Despite these potential pitfalls, genome editing remains an attractive approach, useful in both research and in the clinic setting.

The lifecycle of HBV is complex, creating a challenging environment for study; however, this complexity also opens up several pathways that may be adapted for use within high-throughput screening approaches. Multiple recent studies have reported successes through promising screening approaches, several of which specifically targeted HBx functions or restricted cccDNA expression.

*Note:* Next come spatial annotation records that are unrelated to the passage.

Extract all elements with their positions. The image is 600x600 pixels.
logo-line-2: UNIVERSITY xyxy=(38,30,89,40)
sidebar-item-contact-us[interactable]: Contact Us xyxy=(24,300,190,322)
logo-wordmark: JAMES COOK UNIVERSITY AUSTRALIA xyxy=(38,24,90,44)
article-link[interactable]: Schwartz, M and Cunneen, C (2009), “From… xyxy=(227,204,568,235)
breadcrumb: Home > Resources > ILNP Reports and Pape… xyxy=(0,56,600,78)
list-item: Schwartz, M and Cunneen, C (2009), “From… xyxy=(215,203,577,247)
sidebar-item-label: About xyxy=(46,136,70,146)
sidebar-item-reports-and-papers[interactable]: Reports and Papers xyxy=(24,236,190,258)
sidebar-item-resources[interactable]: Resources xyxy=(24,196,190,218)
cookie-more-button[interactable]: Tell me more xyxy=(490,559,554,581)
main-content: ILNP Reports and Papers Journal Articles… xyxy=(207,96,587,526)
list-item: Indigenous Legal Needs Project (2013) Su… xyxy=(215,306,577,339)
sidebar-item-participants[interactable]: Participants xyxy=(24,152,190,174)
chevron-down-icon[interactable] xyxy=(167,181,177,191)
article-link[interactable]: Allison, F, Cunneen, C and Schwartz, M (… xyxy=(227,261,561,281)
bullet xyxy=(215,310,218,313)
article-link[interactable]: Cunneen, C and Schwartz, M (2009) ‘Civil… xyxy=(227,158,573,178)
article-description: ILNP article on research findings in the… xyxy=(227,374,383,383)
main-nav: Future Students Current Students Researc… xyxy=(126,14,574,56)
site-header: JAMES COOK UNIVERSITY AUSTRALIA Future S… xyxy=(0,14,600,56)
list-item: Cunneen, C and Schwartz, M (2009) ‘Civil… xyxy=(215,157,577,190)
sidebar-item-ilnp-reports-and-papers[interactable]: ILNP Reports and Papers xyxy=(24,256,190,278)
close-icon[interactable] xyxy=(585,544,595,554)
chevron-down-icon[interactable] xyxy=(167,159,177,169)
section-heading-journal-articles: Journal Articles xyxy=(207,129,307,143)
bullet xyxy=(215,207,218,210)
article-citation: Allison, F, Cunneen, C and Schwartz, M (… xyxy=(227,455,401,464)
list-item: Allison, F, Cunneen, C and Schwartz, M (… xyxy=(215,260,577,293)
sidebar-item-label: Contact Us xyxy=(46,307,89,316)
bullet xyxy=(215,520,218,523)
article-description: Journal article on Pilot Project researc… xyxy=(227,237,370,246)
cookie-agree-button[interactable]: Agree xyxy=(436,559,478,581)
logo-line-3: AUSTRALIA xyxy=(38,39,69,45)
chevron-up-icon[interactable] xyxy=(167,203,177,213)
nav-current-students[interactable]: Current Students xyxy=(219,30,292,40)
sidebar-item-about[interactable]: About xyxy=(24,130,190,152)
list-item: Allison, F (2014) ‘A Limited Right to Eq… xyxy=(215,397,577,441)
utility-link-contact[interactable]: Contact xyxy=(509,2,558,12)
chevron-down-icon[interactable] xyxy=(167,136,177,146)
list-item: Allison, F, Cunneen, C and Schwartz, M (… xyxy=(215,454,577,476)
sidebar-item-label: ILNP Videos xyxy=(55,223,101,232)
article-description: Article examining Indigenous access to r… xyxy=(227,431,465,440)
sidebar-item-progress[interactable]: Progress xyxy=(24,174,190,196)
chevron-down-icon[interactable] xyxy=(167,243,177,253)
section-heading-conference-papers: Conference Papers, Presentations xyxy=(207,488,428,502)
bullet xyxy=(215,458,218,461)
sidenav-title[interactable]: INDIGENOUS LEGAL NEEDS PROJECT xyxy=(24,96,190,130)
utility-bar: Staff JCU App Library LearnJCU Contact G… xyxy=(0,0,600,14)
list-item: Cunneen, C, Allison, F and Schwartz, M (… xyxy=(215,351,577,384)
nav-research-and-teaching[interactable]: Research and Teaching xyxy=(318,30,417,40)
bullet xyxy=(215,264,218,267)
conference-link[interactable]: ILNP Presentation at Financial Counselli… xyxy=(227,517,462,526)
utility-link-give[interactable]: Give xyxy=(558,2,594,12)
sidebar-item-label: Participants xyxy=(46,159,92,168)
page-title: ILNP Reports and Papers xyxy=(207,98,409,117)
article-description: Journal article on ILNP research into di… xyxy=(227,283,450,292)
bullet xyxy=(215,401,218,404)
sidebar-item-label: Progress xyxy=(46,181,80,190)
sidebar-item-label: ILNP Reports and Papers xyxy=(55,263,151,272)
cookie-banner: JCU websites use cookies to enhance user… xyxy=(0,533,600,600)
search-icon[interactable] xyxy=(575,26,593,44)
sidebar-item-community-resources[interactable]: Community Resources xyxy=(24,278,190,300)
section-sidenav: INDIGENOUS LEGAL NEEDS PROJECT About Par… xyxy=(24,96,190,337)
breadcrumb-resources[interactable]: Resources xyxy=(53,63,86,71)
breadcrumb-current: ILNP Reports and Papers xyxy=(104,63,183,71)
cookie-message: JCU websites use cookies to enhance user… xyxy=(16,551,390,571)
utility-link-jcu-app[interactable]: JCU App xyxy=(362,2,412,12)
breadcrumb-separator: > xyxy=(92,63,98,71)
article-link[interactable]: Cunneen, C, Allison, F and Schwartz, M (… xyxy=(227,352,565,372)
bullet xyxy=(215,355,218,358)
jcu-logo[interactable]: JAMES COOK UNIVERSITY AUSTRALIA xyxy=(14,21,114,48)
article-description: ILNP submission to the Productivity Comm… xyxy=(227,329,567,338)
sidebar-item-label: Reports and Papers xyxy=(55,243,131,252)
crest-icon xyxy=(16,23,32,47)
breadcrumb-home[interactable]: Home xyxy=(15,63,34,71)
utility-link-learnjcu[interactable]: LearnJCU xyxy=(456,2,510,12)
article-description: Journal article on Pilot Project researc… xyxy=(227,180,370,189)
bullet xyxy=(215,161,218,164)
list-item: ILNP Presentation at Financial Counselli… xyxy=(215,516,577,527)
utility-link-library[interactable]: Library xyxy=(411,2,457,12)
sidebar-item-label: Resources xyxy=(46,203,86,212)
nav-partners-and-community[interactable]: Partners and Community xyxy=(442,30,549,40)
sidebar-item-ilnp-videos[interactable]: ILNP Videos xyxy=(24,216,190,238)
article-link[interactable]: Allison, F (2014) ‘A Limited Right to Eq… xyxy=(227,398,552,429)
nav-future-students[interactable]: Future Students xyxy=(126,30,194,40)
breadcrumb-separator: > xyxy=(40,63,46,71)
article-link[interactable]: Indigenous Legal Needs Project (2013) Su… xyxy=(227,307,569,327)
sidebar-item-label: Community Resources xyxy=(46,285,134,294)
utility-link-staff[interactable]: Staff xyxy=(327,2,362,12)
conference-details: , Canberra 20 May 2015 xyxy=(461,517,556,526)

One example was the identification of a high-throughput screening that advantageously leveraged the documented role of HBx in inhibiting certain RNA silencing pathways. Using a computational model to generate a 3-dimensional structural model of HBx, investigators identified potential binders, which were then used to screen for the reversal of HBx-mediated RNA silencing suppression. One compound, dubbed “IR415,” was generated; additional studies will be necessary to determine whether IR415 disrupts any other aspects of HBx function.

Even more recently, researchers identified another HBx targeting molecule using a split luciferase screening assay. Nitazoxanide, a broad-spectrum, anti-infective agent used typically to treat parasitic infections was identified as a potential disruptor. Future studies should examine this interaction.

Most recently, investigators reported a chemical screen used to identify inhibitors of episomal DNA expression. Dicoumarol, a small molecule, was shown to decrease episomal DNA expression, which was validated using HBV-infected primary human hepatocytes. A dose-dependent depletion of cccDNA was observed, suggesting that dicoumarol may be the basis for future drug development.

Looking Forward: Future Perspectives in HBV

The use of interdisciplinary techniques, in particular, have led to significant advances in the understanding of cccDNA establishment and regulation, as well as the mechanisms of HBx function; however, questions still remain regarding these “key components” of HBV.

One difficulty in the study of HBx is the scarcity of methods used to manipulate or modulate native HBx within the context of an active HBV infection; however, the use of small molecules as described may represent a unique opportunity to chemically address these methodological challenges. Similarly, the use of protein engineering strategies to better study HBx both in vivo and in vitro should be developed; protein fusion methods have been reported in the literature, but efforts must continue to build on this process.

Despite significant progress in identifying the elements involved in the establishment and repair of cccDNA, structural and regulatory component details remain “enigmatic,” according to the authors. Recent efforts have been made to characterize the landscape of post-translational modifications of cccDNA, but many of these efforts rely on chromatin immunoprecipitationplus next-generation DNA sequencing, which has several shortcomings — availability, inherent target bias, and relatively low throughput among them.

Finally, the development of increasingly sophisticated methods to study chromatin biology in HBV-susceptible cell lines may establish a platform allowing for the interrogation of key biochemical questions regarding cccDNA. Specifically, the development of a method for the reconstruction of a cccDNA model for use in in vitro biochemical and biophysical studies might provide “crucial insight into the mechanisms behind recognition and recruitment of host factors onto cccDNA,” the researchers noted.

“Continued efforts in recent years have revealed critical details about the cccDNA life cycle and the HBx function that may potentially serve as the basis for novel therapeutic approaches,” David and colleagues concluded. “[O]ngoing research is needed to further build upon these advances. Chemical biologic and protein engineering techniques are perfectly poised to fully illuminate these two cryptic yet indispensable components of chronic HBV infection.”


Prescott NA, Bram Y, Schwartz RE, David Y. Targeting hepatitis B virus covalently closed circular DNA and hepatitis B virus X protein: recent advances and new approaches. ACS Infect Dis. 2018;5(10):1657-1667.